Il faut manger aussi. Max a laissé ça pour toi.

Elle sort un gros pain de campagne d'un sac en papier.

Je sens monter les larmes. J'ai encore du chemin à faire. Je sais qu’elle ment et que je ne serais plus jamais comme avant. Les cicatrices ne s’effacerons jamais, et pas seulement celles de mon corps. Je suis vivante et eux non. J’aurais dû mourir avec eux. J'aurais pu les sauver si j’avais renoncé à enfoncer la grille. Peut-être qu’ils sont revenus sur leurs pas et que Peggy n’était plus là. Peut-être qu’ils sont morts à cause de moi. Peut-être que je les ai tués.

Max est revenu, reparti et revenu encore. Chaque retour est un bonheur absolu, chaque départ une déchirure. Il n’a pas remplacé le médaillon, il ne me reste que la chaine.

Je réapprends à marcher, à vivre.

* * * *

Ils sont tous les deux-là, plantés devant moi avec leur gueule d’enfants fautifs qui attendent, résignés, que la colère de leur mère éclate après avoir avoué une très grosse bêtise.

J’oscille entre la joie et la fureur. Je me retourne vers la fenêtre.

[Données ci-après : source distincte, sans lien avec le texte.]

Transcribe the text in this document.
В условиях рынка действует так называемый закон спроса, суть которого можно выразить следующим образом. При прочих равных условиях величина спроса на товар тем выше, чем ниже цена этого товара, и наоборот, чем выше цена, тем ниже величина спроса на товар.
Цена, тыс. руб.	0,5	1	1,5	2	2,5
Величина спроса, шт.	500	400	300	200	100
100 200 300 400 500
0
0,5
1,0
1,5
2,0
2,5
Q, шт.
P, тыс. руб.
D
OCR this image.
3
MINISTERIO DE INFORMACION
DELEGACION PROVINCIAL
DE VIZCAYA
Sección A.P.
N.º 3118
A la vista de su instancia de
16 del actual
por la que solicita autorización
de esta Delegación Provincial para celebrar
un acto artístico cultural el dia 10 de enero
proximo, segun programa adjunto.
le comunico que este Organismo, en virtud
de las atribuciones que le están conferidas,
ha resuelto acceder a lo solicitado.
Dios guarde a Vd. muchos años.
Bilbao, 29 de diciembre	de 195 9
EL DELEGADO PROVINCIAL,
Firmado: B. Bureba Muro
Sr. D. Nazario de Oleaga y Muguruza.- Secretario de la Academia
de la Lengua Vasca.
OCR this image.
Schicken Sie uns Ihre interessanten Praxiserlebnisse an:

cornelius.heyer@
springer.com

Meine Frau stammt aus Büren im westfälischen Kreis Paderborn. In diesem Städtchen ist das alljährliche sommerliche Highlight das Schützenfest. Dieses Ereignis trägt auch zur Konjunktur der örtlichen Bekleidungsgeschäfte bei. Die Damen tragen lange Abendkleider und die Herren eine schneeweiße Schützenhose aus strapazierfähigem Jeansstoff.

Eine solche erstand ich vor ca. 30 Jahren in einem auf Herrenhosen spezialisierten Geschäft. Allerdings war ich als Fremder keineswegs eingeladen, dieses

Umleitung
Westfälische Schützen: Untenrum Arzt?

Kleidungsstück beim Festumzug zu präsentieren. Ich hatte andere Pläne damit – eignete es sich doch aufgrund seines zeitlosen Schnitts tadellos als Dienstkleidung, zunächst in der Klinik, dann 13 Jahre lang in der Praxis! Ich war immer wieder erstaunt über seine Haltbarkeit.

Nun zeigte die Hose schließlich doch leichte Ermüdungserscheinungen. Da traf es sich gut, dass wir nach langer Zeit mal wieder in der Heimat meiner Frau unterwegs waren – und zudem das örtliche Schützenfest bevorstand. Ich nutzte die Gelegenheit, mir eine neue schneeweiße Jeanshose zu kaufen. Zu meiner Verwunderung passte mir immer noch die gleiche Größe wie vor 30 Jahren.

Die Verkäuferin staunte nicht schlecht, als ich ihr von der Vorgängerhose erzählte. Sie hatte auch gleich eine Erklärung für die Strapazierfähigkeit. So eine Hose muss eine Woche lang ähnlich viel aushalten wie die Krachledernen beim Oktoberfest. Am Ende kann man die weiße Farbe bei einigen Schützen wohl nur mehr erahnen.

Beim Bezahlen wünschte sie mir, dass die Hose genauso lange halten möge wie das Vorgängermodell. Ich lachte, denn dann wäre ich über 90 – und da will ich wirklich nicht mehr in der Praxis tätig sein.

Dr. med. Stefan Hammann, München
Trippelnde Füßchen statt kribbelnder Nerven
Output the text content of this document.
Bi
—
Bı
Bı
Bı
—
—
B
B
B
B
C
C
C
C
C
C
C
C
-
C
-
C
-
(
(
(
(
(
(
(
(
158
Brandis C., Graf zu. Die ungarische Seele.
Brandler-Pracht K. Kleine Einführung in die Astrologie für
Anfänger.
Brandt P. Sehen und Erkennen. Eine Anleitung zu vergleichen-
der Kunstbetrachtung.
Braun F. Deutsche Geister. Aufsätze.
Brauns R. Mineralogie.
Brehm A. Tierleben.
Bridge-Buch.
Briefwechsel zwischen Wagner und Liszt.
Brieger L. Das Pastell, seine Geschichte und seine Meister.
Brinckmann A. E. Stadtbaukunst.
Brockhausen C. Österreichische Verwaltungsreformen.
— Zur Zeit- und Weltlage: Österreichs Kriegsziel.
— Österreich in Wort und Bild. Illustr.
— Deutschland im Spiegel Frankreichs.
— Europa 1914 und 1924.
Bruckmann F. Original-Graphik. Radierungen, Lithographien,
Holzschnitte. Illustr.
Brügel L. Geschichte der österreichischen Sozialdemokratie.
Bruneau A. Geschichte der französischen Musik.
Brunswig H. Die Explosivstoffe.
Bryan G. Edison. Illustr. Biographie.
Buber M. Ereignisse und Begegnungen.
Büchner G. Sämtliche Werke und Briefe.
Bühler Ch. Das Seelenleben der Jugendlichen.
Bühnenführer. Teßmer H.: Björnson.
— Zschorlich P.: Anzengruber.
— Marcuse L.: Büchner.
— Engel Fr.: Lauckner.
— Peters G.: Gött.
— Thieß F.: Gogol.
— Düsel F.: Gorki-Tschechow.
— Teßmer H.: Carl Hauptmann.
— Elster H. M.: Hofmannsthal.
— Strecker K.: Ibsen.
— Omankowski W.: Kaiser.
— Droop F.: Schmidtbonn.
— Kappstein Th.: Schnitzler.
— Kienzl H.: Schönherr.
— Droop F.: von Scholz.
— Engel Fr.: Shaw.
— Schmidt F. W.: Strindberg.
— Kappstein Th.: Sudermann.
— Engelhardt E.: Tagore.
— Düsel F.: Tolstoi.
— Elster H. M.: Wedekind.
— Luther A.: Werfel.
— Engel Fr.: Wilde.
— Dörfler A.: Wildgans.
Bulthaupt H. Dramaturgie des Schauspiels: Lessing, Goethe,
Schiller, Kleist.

Je regarde la mer mais je n’y trouve aucun réconfort alors je leur fais face à nouveau.

  • Et pourquoi - pourquoi ! - juste maintenant ? Et surtout ne me dite pas que c’était pour me protéger ?

Mais je sais bien que c’est pour ça... Et pour le protéger, lui... Depuis le temps que nous vivons dans la clandestinité, je devrais bien le savoir.

  • Et s’il n’avait pas voulu me voir, vous me l’auriez dit quand ?
  • Et vous croyez que ça ne m’aurait pas aidée de savoir que je n’étais pas la seule survivante ?!

Je ne sais plus où j’en suis. 

Luc est vivant. 

Défiguré, brulé dans l’incendie de l’Elysée, mais vivant. Comme moi.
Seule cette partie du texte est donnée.